Quella che era stata la sua insegnante di pianoforte, assunta in Rai in pianta stabile, è tassativa: «vale la pena di tentare».
Già, il pianoforte: «Ha la mano adatta allo studio del pianoforte», come se bastasse la mano. E la voglia, l’entusiasmo, la motivazione e la conseguente capacità di accanirsi sulle note e sui solfeggi? No, questi proprio non c’erano. Inutile costringere la bambina dalla mano adatta (all’epoca aveva quattro anni) a rimanere seduta davanti al pianoforte per un tempo segnato dalla sveglia lí accanto, sopra al tavolo. «Coraggio, avanti, ripeti cinque volte l’esercizio di Clementi». «Ripeti finché non ci saranno piú né errori né esitazioni». Come se bastasse, per diventare davvero una pianista, non fare errori esercitandosi sul Clementi. Magari se lo studio del pianoforte all’epoca fosse stato meno punitivo, meno penitenziale di quello che era, i risultati sarebbero stati diversi: «Mi raccomando, solo esercizi e solfeggi, solo se avrai fatto un’ora e mezzo due di esercizi (che col passare del tempo diventarono tre, anche quattro), avrai il permesso di suonare “Il piccolo montanaro” o “Il mercato persiano”». Qualche anno piú tardi arrivarono anche i «Notturni» di Chopin. Ma cambiò poco.
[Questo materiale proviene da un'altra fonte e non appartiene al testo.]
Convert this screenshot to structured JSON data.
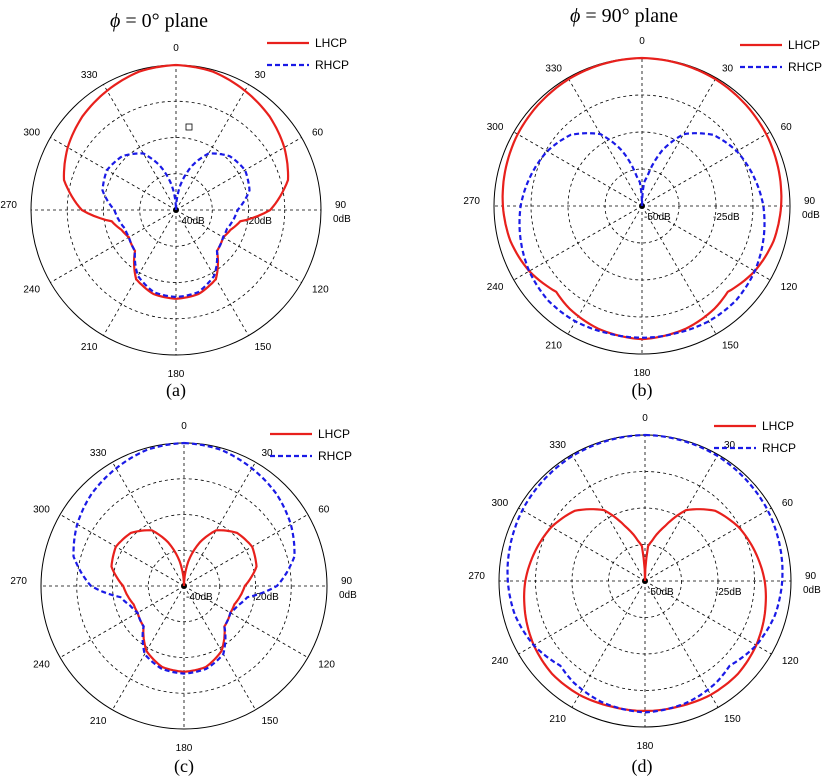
{
  "titles": {
    "a": {
      "symbol": "ϕ",
      "text": " = 0°  plane"
    },
    "b": {
      "symbol": "ϕ",
      "text": " = 90°  plane"
    }
  },
  "colors": {
    "lhcp": "#e8201c",
    "rhcp": "#1a1ae6",
    "grid": "#000000"
  },
  "chart_data": [
    {
      "id": "a",
      "type": "polar",
      "caption": "(a)",
      "angle_labels": [
        "0",
        "30",
        "60",
        "90",
        "120",
        "150",
        "180",
        "210",
        "240",
        "270",
        "300",
        "330"
      ],
      "radial_labels": [
        "-40dB",
        "-20dB",
        "0dB"
      ],
      "radial_range_db": [
        -40,
        0
      ],
      "grid": true,
      "legend_position": "top-right",
      "series": [
        {
          "name": "LHCP",
          "style": "solid",
          "theta_deg": [
            0,
            15,
            30,
            45,
            60,
            75,
            90,
            100,
            110,
            120,
            135,
            150,
            165,
            180,
            195,
            210,
            225,
            240,
            250,
            260,
            270,
            285,
            300,
            315,
            330,
            345,
            360
          ],
          "r_db": [
            0,
            -0.5,
            -2,
            -3.5,
            -5.5,
            -8,
            -14,
            -22,
            -24,
            -25,
            -24,
            -18,
            -16,
            -15.5,
            -16,
            -18,
            -24,
            -25,
            -24,
            -22,
            -14,
            -8,
            -5.5,
            -3.5,
            -2,
            -0.5,
            0
          ]
        },
        {
          "name": "RHCP",
          "style": "dashed",
          "theta_deg": [
            0,
            10,
            20,
            30,
            45,
            60,
            75,
            90,
            100,
            110,
            120,
            135,
            150,
            165,
            180,
            195,
            210,
            225,
            240,
            250,
            260,
            270,
            285,
            300,
            315,
            330,
            340,
            350,
            360
          ],
          "r_db": [
            -40,
            -33,
            -27,
            -22,
            -19,
            -18,
            -19,
            -23,
            -24,
            -25,
            -25,
            -24,
            -19,
            -16.5,
            -16,
            -16.5,
            -19,
            -24,
            -25,
            -25,
            -24,
            -23,
            -19,
            -18,
            -19,
            -22,
            -27,
            -33,
            -40
          ]
        }
      ]
    },
    {
      "id": "b",
      "type": "polar",
      "caption": "(b)",
      "angle_labels": [
        "0",
        "30",
        "60",
        "90",
        "120",
        "150",
        "180",
        "210",
        "240",
        "270",
        "300",
        "330"
      ],
      "radial_labels": [
        "-50dB",
        "-25dB",
        "0dB"
      ],
      "radial_range_db": [
        -50,
        0
      ],
      "grid": true,
      "legend_position": "top-right",
      "series": [
        {
          "name": "LHCP",
          "style": "solid",
          "theta_deg": [
            0,
            30,
            60,
            90,
            105,
            120,
            130,
            135,
            145,
            160,
            180,
            200,
            215,
            225,
            230,
            240,
            255,
            270,
            300,
            330,
            360
          ],
          "r_db": [
            0,
            -0.5,
            -1.5,
            -3,
            -4,
            -6,
            -8,
            -9,
            -7.5,
            -6,
            -5,
            -6,
            -7.5,
            -9,
            -8,
            -6,
            -4,
            -3,
            -1.5,
            -0.5,
            0
          ]
        },
        {
          "name": "RHCP",
          "style": "dashed",
          "theta_deg": [
            0,
            5,
            10,
            20,
            30,
            45,
            60,
            75,
            90,
            105,
            120,
            135,
            150,
            165,
            180,
            195,
            210,
            225,
            240,
            255,
            270,
            285,
            300,
            315,
            330,
            340,
            350,
            355,
            360
          ],
          "r_db": [
            -50,
            -42,
            -40,
            -30,
            -22,
            -16,
            -13,
            -11,
            -9,
            -7.5,
            -6,
            -5,
            -5,
            -5.5,
            -5.5,
            -5.5,
            -5,
            -5,
            -6,
            -7.5,
            -9,
            -11,
            -13,
            -16,
            -22,
            -30,
            -40,
            -42,
            -50
          ]
        }
      ]
    },
    {
      "id": "c",
      "type": "polar",
      "caption": "(c)",
      "angle_labels": [
        "0",
        "30",
        "60",
        "90",
        "120",
        "150",
        "180",
        "210",
        "240",
        "270",
        "300",
        "330"
      ],
      "radial_labels": [
        "-40dB",
        "-20dB",
        "0dB"
      ],
      "radial_range_db": [
        -40,
        0
      ],
      "grid": true,
      "legend_position": "top-right",
      "series": [
        {
          "name": "LHCP",
          "style": "solid",
          "theta_deg": [
            0,
            10,
            20,
            30,
            45,
            60,
            75,
            90,
            100,
            110,
            120,
            135,
            150,
            165,
            180,
            195,
            210,
            225,
            240,
            250,
            260,
            270,
            285,
            300,
            315,
            330,
            340,
            350,
            360
          ],
          "r_db": [
            -40,
            -33,
            -27,
            -22,
            -19,
            -18,
            -19,
            -23,
            -24,
            -25,
            -25,
            -24,
            -19,
            -16.5,
            -16,
            -16.5,
            -19,
            -24,
            -25,
            -25,
            -24,
            -23,
            -19,
            -18,
            -19,
            -22,
            -27,
            -33,
            -40
          ]
        },
        {
          "name": "RHCP",
          "style": "dashed",
          "theta_deg": [
            0,
            15,
            30,
            45,
            60,
            75,
            90,
            100,
            110,
            120,
            135,
            150,
            165,
            180,
            195,
            210,
            225,
            240,
            250,
            260,
            270,
            285,
            300,
            315,
            330,
            345,
            360
          ],
          "r_db": [
            0,
            -0.5,
            -2,
            -3.5,
            -5.5,
            -8,
            -14,
            -22,
            -24,
            -25,
            -24,
            -18,
            -16,
            -15.5,
            -16,
            -18,
            -24,
            -25,
            -24,
            -22,
            -14,
            -8,
            -5.5,
            -3.5,
            -2,
            -0.5,
            0
          ]
        }
      ]
    },
    {
      "id": "d",
      "type": "polar",
      "caption": "(d)",
      "angle_labels": [
        "0",
        "30",
        "60",
        "90",
        "120",
        "150",
        "180",
        "210",
        "240",
        "270",
        "300",
        "330"
      ],
      "radial_labels": [
        "-50dB",
        "-25dB",
        "0dB"
      ],
      "radial_range_db": [
        -50,
        0
      ],
      "grid": true,
      "legend_position": "top-right",
      "series": [
        {
          "name": "LHCP",
          "style": "solid",
          "theta_deg": [
            0,
            5,
            10,
            20,
            30,
            45,
            60,
            75,
            90,
            105,
            120,
            135,
            150,
            165,
            180,
            195,
            210,
            225,
            240,
            255,
            270,
            285,
            300,
            315,
            330,
            340,
            350,
            355,
            360
          ],
          "r_db": [
            -50,
            -38,
            -36,
            -30,
            -22,
            -16,
            -13,
            -11,
            -9,
            -7.5,
            -6,
            -5,
            -5,
            -5.5,
            -5.5,
            -5.5,
            -5,
            -5,
            -6,
            -7.5,
            -9,
            -11,
            -13,
            -16,
            -22,
            -30,
            -36,
            -38,
            -50
          ]
        },
        {
          "name": "RHCP",
          "style": "dashed",
          "theta_deg": [
            0,
            30,
            60,
            90,
            105,
            120,
            130,
            135,
            145,
            160,
            180,
            200,
            215,
            225,
            230,
            240,
            255,
            270,
            300,
            330,
            360
          ],
          "r_db": [
            0,
            -0.5,
            -1.5,
            -3,
            -4,
            -6,
            -8,
            -9,
            -7.5,
            -6,
            -5,
            -6,
            -7.5,
            -9,
            -8,
            -6,
            -4,
            -3,
            -1.5,
            -0.5,
            0
          ]
        }
      ]
    }
  ]
}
Successe che la mano adatta rivelò tutta la sua potenzialità solo quando arrivarono a casa, ospiti (profughe?), una madre e una figlia che studiava il pianoforte. La ragazzina, forse si chiamava Ada, era brava, suonava bene. Tra le due bambine cominciò una gara, e dalla gara, per la gara, scaturirono entusiasmo, voglia, motivazione. Le due bambine si esercitavano, insieme, nelle sonatine a quattro mani. Brave, tutte e due. Durò solo il tempo della permanenza della seconda bambina a casa della prima. Poi tutto ricominciò come prima, e solo dopo vent’anni di insistenze e discussioni familiari, il pianoforte sparí definitivamente persino dalla memoria: la bambina di allora, divenuta adulta, ascoltava sí volentieri la musica, in particolare i grandi concerti per pianoforte e orchestra – memorabile quando arrivò al Teatro Comunale di Firenze Arthur Rubinstein –, ma della sua esperienza di studio non era rimasto piú niente: non riconosceva e non riusciva a leggere neppure le note su uno spartito.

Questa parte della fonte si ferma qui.